An Index of Metals, by Italian composer Fausto Romitelli (1963-2004), is an opera with one singer and almost no narrative. In spite of its radical intentions, this Italian production is tamer than 17th-century Poppea. It consists of three psychedelic poems (or “hallucinations”) involving a drowning woman by Trieste-born Kenka Lèkovich, translated into English. At the back of the stage is a restless video triptych: flame, marble, falling stars and what looks like an ultrasound scan of an empty womb.

Romitelli intended the opera to be immersive, to induce “trance” and be a “new concept in which sound and light become part of a single thought process”. But the trance never materialises. Light and sound fail to merge: the images, at a distance from the audience, are illustrative rather than integral.
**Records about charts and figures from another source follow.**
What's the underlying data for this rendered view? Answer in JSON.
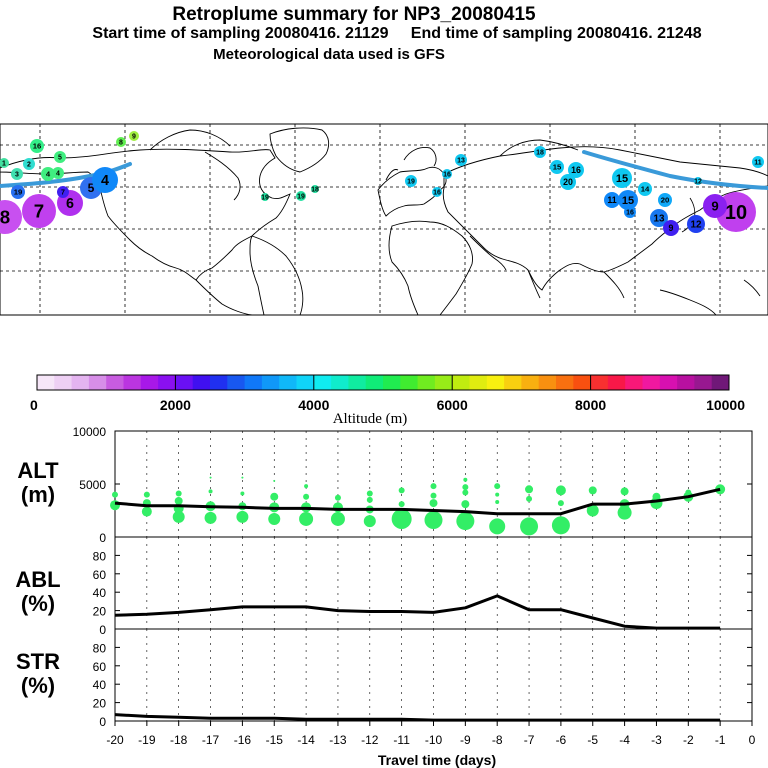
{
  "header": {
    "title": "Retroplume summary for NP3_20080415",
    "subtitle_start_label": "Start time of sampling 20080416. 21129",
    "subtitle_end_label": "End time of sampling 20080416. 21248",
    "met_line": "Meteorological data used is GFS"
  },
  "colors": {
    "trajectory": "#3a9ad9",
    "plume_green": "#33ee66",
    "line": "#000000"
  },
  "colorbar": {
    "label": "Altitude (m)",
    "tick_labels": [
      "0",
      "2000",
      "4000",
      "6000",
      "8000",
      "10000"
    ],
    "colors": [
      "#f6e6f8",
      "#eed0f4",
      "#e4b4f0",
      "#d78ee8",
      "#c85ce0",
      "#bb35e0",
      "#a818e8",
      "#8a10f0",
      "#6a10f4",
      "#4010f0",
      "#2030f0",
      "#1858f0",
      "#1078f8",
      "#1098f8",
      "#10b8f8",
      "#10d4f8",
      "#10ecf0",
      "#10eccc",
      "#10eca0",
      "#10ec78",
      "#20ec50",
      "#40ec30",
      "#70ec20",
      "#98ec18",
      "#c0ec10",
      "#e0ec10",
      "#f8f010",
      "#f8d010",
      "#f8b010",
      "#f89010",
      "#f87010",
      "#f85010",
      "#f83030",
      "#f81848",
      "#f81878",
      "#f018a0",
      "#d810b0",
      "#b810a0",
      "#981890",
      "#701878"
    ]
  },
  "map": {
    "plume_labels": [
      {
        "t": "16",
        "x": 37,
        "y": 146,
        "r": 7,
        "c": "#33ee88"
      },
      {
        "t": "9",
        "x": 134,
        "y": 136,
        "r": 5,
        "c": "#a0ee40"
      },
      {
        "t": "8",
        "x": 121,
        "y": 142,
        "r": 5,
        "c": "#60ee50"
      },
      {
        "t": "1",
        "x": 4,
        "y": 163,
        "r": 5,
        "c": "#40e0a0"
      },
      {
        "t": "2",
        "x": 29,
        "y": 164,
        "r": 6,
        "c": "#30ddd0"
      },
      {
        "t": "5",
        "x": 60,
        "y": 157,
        "r": 6,
        "c": "#40ee80"
      },
      {
        "t": "4",
        "x": 48,
        "y": 174,
        "r": 7,
        "c": "#40ee80"
      },
      {
        "t": "3",
        "x": 17,
        "y": 174,
        "r": 6,
        "c": "#40e0b0"
      },
      {
        "t": "4",
        "x": 58,
        "y": 173,
        "r": 6,
        "c": "#40ee80"
      },
      {
        "t": "19",
        "x": 18,
        "y": 192,
        "r": 7,
        "c": "#2870f0"
      },
      {
        "t": "8",
        "x": 5,
        "y": 217,
        "r": 17,
        "c": "#c850f0"
      },
      {
        "t": "7",
        "x": 39,
        "y": 211,
        "r": 17,
        "c": "#c040ee"
      },
      {
        "t": "6",
        "x": 70,
        "y": 203,
        "r": 13,
        "c": "#b030ee"
      },
      {
        "t": "5",
        "x": 91,
        "y": 188,
        "r": 11,
        "c": "#3070f0"
      },
      {
        "t": "4",
        "x": 105,
        "y": 180,
        "r": 13,
        "c": "#1088f8"
      },
      {
        "t": "7",
        "x": 63,
        "y": 192,
        "r": 6,
        "c": "#4020f0"
      },
      {
        "t": "13",
        "x": 461,
        "y": 160,
        "r": 6,
        "c": "#10c8f0"
      },
      {
        "t": "19",
        "x": 265,
        "y": 197,
        "r": 4,
        "c": "#20e0a0"
      },
      {
        "t": "19",
        "x": 301,
        "y": 196,
        "r": 5,
        "c": "#20e0a0"
      },
      {
        "t": "18",
        "x": 315,
        "y": 189,
        "r": 4,
        "c": "#20e0a0"
      },
      {
        "t": "19",
        "x": 411,
        "y": 181,
        "r": 6,
        "c": "#10c8f0"
      },
      {
        "t": "16",
        "x": 447,
        "y": 174,
        "r": 5,
        "c": "#10c8f0"
      },
      {
        "t": "16",
        "x": 437,
        "y": 192,
        "r": 5,
        "c": "#10c8f0"
      },
      {
        "t": "18",
        "x": 540,
        "y": 152,
        "r": 6,
        "c": "#10c8f0"
      },
      {
        "t": "15",
        "x": 557,
        "y": 167,
        "r": 7,
        "c": "#10c8f0"
      },
      {
        "t": "16",
        "x": 576,
        "y": 170,
        "r": 8,
        "c": "#10c8f0"
      },
      {
        "t": "20",
        "x": 568,
        "y": 182,
        "r": 8,
        "c": "#10c8f0"
      },
      {
        "t": "15",
        "x": 622,
        "y": 178,
        "r": 10,
        "c": "#10c8f0"
      },
      {
        "t": "14",
        "x": 645,
        "y": 189,
        "r": 7,
        "c": "#10c8f0"
      },
      {
        "t": "20",
        "x": 665,
        "y": 200,
        "r": 7,
        "c": "#10a8f8"
      },
      {
        "t": "15",
        "x": 628,
        "y": 200,
        "r": 10,
        "c": "#1088f8"
      },
      {
        "t": "11",
        "x": 612,
        "y": 200,
        "r": 8,
        "c": "#1088f8"
      },
      {
        "t": "13",
        "x": 659,
        "y": 218,
        "r": 9,
        "c": "#1878f0"
      },
      {
        "t": "12",
        "x": 696,
        "y": 224,
        "r": 9,
        "c": "#2040f0"
      },
      {
        "t": "9",
        "x": 671,
        "y": 228,
        "r": 8,
        "c": "#4020f0"
      },
      {
        "t": "16",
        "x": 630,
        "y": 212,
        "r": 6,
        "c": "#1088f8"
      },
      {
        "t": "10",
        "x": 736,
        "y": 212,
        "r": 20,
        "c": "#c040ee"
      },
      {
        "t": "9",
        "x": 715,
        "y": 206,
        "r": 12,
        "c": "#8a20f0"
      },
      {
        "t": "12",
        "x": 698,
        "y": 181,
        "r": 4,
        "c": "#10c8f0"
      },
      {
        "t": "11",
        "x": 758,
        "y": 162,
        "r": 6,
        "c": "#10c8f0"
      }
    ]
  },
  "chart_data": [
    {
      "type": "line",
      "title": "ALT",
      "ylabel": "ALT (m)",
      "ylabel_lines": [
        "ALT",
        "(m)"
      ],
      "xlabel": "Travel time (days)",
      "ylim": [
        0,
        10000
      ],
      "y_ticks": [
        "10000",
        "5000",
        "0"
      ],
      "y_tick_values": [
        10000,
        5000,
        0
      ],
      "x": [
        -20,
        -19,
        -18,
        -17,
        -16,
        -15,
        -14,
        -13,
        -12,
        -11,
        -10,
        -9,
        -8,
        -7,
        -6,
        -5,
        -4,
        -3,
        -2,
        -1
      ],
      "values": [
        3200,
        2950,
        2950,
        2850,
        2800,
        2700,
        2700,
        2600,
        2600,
        2600,
        2500,
        2400,
        2200,
        2200,
        2200,
        3100,
        3100,
        3400,
        3800,
        4500
      ],
      "scatter": [
        {
          "x": -20,
          "y": 3000,
          "s": 5
        },
        {
          "x": -20,
          "y": 4000,
          "s": 3
        },
        {
          "x": -19,
          "y": 2400,
          "s": 5
        },
        {
          "x": -19,
          "y": 3200,
          "s": 4
        },
        {
          "x": -19,
          "y": 4000,
          "s": 3
        },
        {
          "x": -18,
          "y": 1900,
          "s": 6
        },
        {
          "x": -18,
          "y": 2700,
          "s": 5
        },
        {
          "x": -18,
          "y": 3400,
          "s": 4
        },
        {
          "x": -18,
          "y": 4100,
          "s": 3
        },
        {
          "x": -17,
          "y": 1800,
          "s": 6
        },
        {
          "x": -17,
          "y": 2900,
          "s": 5
        },
        {
          "x": -17,
          "y": 4300,
          "s": 2
        },
        {
          "x": -17,
          "y": 5600,
          "s": 1
        },
        {
          "x": -16,
          "y": 1900,
          "s": 6
        },
        {
          "x": -16,
          "y": 2900,
          "s": 4
        },
        {
          "x": -16,
          "y": 4100,
          "s": 2
        },
        {
          "x": -16,
          "y": 5600,
          "s": 1
        },
        {
          "x": -15,
          "y": 1700,
          "s": 6
        },
        {
          "x": -15,
          "y": 2800,
          "s": 5
        },
        {
          "x": -15,
          "y": 3800,
          "s": 4
        },
        {
          "x": -15,
          "y": 5300,
          "s": 1
        },
        {
          "x": -14,
          "y": 1700,
          "s": 7
        },
        {
          "x": -14,
          "y": 2800,
          "s": 5
        },
        {
          "x": -14,
          "y": 3800,
          "s": 3
        },
        {
          "x": -14,
          "y": 4800,
          "s": 2
        },
        {
          "x": -13,
          "y": 1700,
          "s": 7
        },
        {
          "x": -13,
          "y": 2800,
          "s": 5
        },
        {
          "x": -13,
          "y": 3700,
          "s": 3
        },
        {
          "x": -12,
          "y": 1500,
          "s": 6
        },
        {
          "x": -12,
          "y": 2600,
          "s": 4
        },
        {
          "x": -12,
          "y": 3500,
          "s": 3
        },
        {
          "x": -12,
          "y": 4100,
          "s": 3
        },
        {
          "x": -11,
          "y": 1700,
          "s": 10
        },
        {
          "x": -11,
          "y": 3100,
          "s": 3
        },
        {
          "x": -11,
          "y": 4400,
          "s": 3
        },
        {
          "x": -10,
          "y": 1600,
          "s": 9
        },
        {
          "x": -10,
          "y": 3200,
          "s": 4
        },
        {
          "x": -10,
          "y": 3900,
          "s": 3
        },
        {
          "x": -10,
          "y": 4800,
          "s": 3
        },
        {
          "x": -9,
          "y": 1500,
          "s": 9
        },
        {
          "x": -9,
          "y": 3100,
          "s": 4
        },
        {
          "x": -9,
          "y": 4200,
          "s": 3
        },
        {
          "x": -9,
          "y": 4700,
          "s": 3
        },
        {
          "x": -9,
          "y": 5400,
          "s": 2
        },
        {
          "x": -8,
          "y": 1000,
          "s": 8
        },
        {
          "x": -8,
          "y": 3300,
          "s": 2
        },
        {
          "x": -8,
          "y": 4000,
          "s": 2
        },
        {
          "x": -8,
          "y": 4800,
          "s": 3
        },
        {
          "x": -7,
          "y": 1000,
          "s": 9
        },
        {
          "x": -7,
          "y": 3600,
          "s": 3
        },
        {
          "x": -7,
          "y": 4500,
          "s": 4
        },
        {
          "x": -6,
          "y": 1100,
          "s": 9
        },
        {
          "x": -6,
          "y": 3200,
          "s": 3
        },
        {
          "x": -6,
          "y": 4400,
          "s": 5
        },
        {
          "x": -5,
          "y": 2500,
          "s": 6
        },
        {
          "x": -5,
          "y": 4400,
          "s": 4
        },
        {
          "x": -4,
          "y": 2300,
          "s": 7
        },
        {
          "x": -4,
          "y": 3100,
          "s": 5
        },
        {
          "x": -4,
          "y": 4300,
          "s": 4
        },
        {
          "x": -3,
          "y": 3200,
          "s": 6
        },
        {
          "x": -3,
          "y": 3800,
          "s": 4
        },
        {
          "x": -2,
          "y": 3800,
          "s": 5
        },
        {
          "x": -2,
          "y": 4200,
          "s": 3
        },
        {
          "x": -1,
          "y": 4500,
          "s": 5
        }
      ]
    },
    {
      "type": "line",
      "title": "ABL",
      "ylabel": "ABL (%)",
      "ylabel_lines": [
        "ABL",
        "(%)"
      ],
      "ylim": [
        0,
        100
      ],
      "y_ticks": [
        "80",
        "60",
        "40",
        "20",
        "0"
      ],
      "y_tick_values": [
        80,
        60,
        40,
        20,
        0
      ],
      "x": [
        -20,
        -19,
        -18,
        -17,
        -16,
        -15,
        -14,
        -13,
        -12,
        -11,
        -10,
        -9,
        -8,
        -7,
        -6,
        -5,
        -4,
        -3,
        -2,
        -1
      ],
      "values": [
        15,
        16,
        18,
        21,
        24,
        24,
        24,
        20,
        19,
        19,
        18,
        23,
        36,
        21,
        21,
        12,
        3,
        1,
        1,
        1
      ]
    },
    {
      "type": "line",
      "title": "STR",
      "ylabel": "STR (%)",
      "ylabel_lines": [
        "STR",
        "(%)"
      ],
      "ylim": [
        0,
        100
      ],
      "y_ticks": [
        "80",
        "60",
        "40",
        "20",
        "0"
      ],
      "y_tick_values": [
        80,
        60,
        40,
        20,
        0
      ],
      "x": [
        -20,
        -19,
        -18,
        -17,
        -16,
        -15,
        -14,
        -13,
        -12,
        -11,
        -10,
        -9,
        -8,
        -7,
        -6,
        -5,
        -4,
        -3,
        -2,
        -1
      ],
      "values": [
        7,
        5,
        4,
        3,
        3,
        3,
        2,
        2,
        2,
        2,
        1,
        1,
        1,
        1,
        1,
        1,
        1,
        1,
        1,
        1
      ]
    }
  ],
  "x_axis": {
    "label": "Travel time (days)",
    "tick_labels": [
      "-20",
      "-19",
      "-18",
      "-17",
      "-16",
      "-15",
      "-14",
      "-13",
      "-12",
      "-11",
      "-10",
      "-9",
      "-8",
      "-7",
      "-6",
      "-5",
      "-4",
      "-3",
      "-2",
      "-1",
      "0"
    ]
  }
}
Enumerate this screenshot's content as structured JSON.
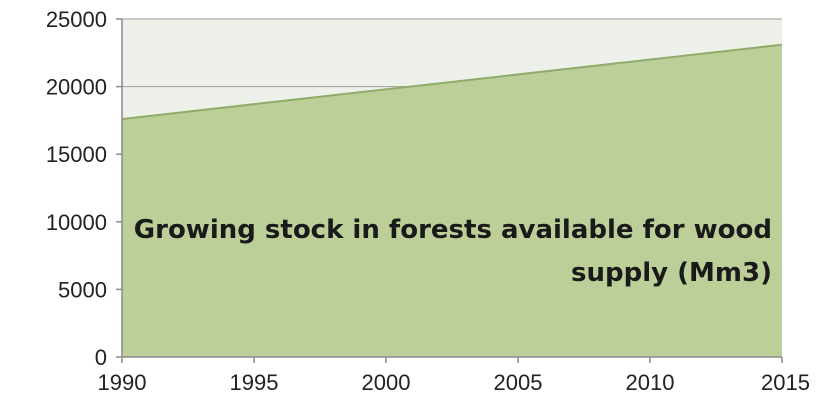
{
  "chart_data": {
    "type": "area",
    "title": "",
    "xlabel": "",
    "ylabel": "",
    "x": [
      1990,
      2015
    ],
    "series": [
      {
        "values": [
          17600,
          23100
        ]
      }
    ],
    "xlim": [
      1990,
      2015
    ],
    "ylim": [
      0,
      25000
    ],
    "x_ticks": [
      "1990",
      "1995",
      "2000",
      "2005",
      "2010",
      "2015"
    ],
    "y_ticks": [
      "0",
      "5000",
      "10000",
      "15000",
      "20000",
      "25000"
    ],
    "grid": true,
    "annotation_lines": [
      "Growing stock in forests available for wood",
      "supply (Mm3)"
    ],
    "colors": {
      "area_fill": "#bccf98",
      "area_edge": "#8fac6a",
      "plot_background": "#eef1ea",
      "gridline": "#9c9c9c",
      "axis": "#8a8a8a"
    }
  }
}
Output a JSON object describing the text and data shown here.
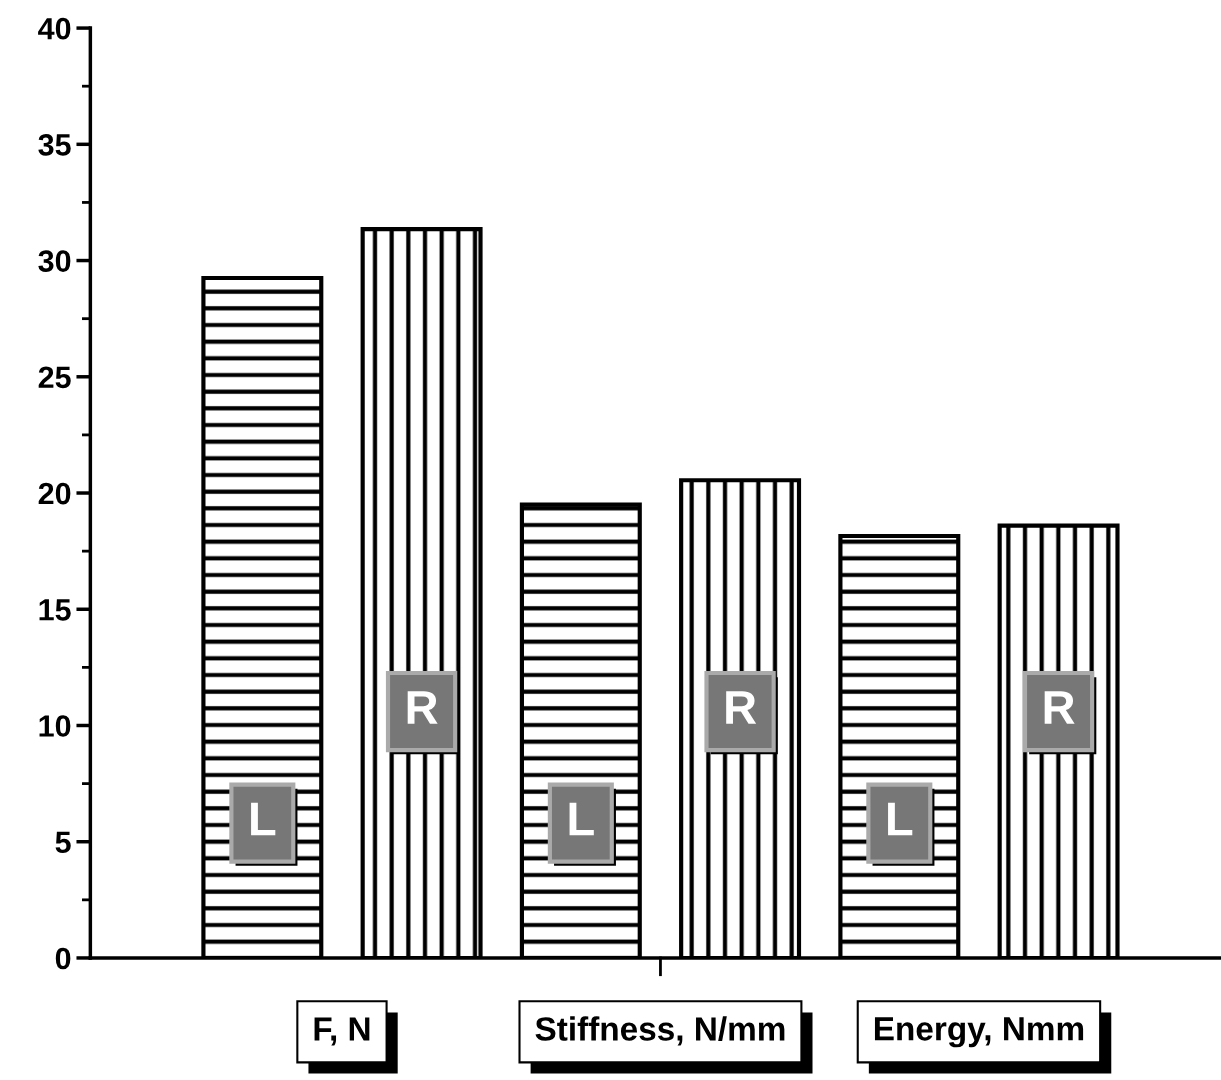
{
  "chart_data": {
    "type": "bar",
    "categories": [
      "F, N",
      "Stiffness, N/mm",
      "Energy, Nmm"
    ],
    "series": [
      {
        "name": "L",
        "color": "#000000",
        "values": [
          29.25,
          19.5,
          18.15
        ]
      },
      {
        "name": "R",
        "color": "#000000",
        "values": [
          31.35,
          20.55,
          18.6
        ]
      }
    ],
    "ylim": [
      0,
      40
    ],
    "yticks": [
      0,
      5,
      10,
      15,
      20,
      25,
      30,
      35,
      40
    ],
    "grid": false,
    "legend": false
  }
}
Although a theatrical muddle, the piece is performed with spirit by the London Sinfonietta, incisively conducted by André de Ridder. And it has, at times, an urgency, as if a musical state of emergency were being declared. More often, there are longueurs. It begins with what sounds like a defective Hoover failing to start. There is one outstandingly beautiful passage in which a cello flutters like a leaf and quivering brass follows suit. It is a piece that could be likened to “found” art – with echoes from elsewhere: a conventional fanfare, a stretch of rock music and soprano Hila Plitmann’s resurgent singing, occasionally suggestive of Britten. Yet, under the circumstances, the evening’s final image remains risky: a load of rubbish tossed and turning in a silver drum.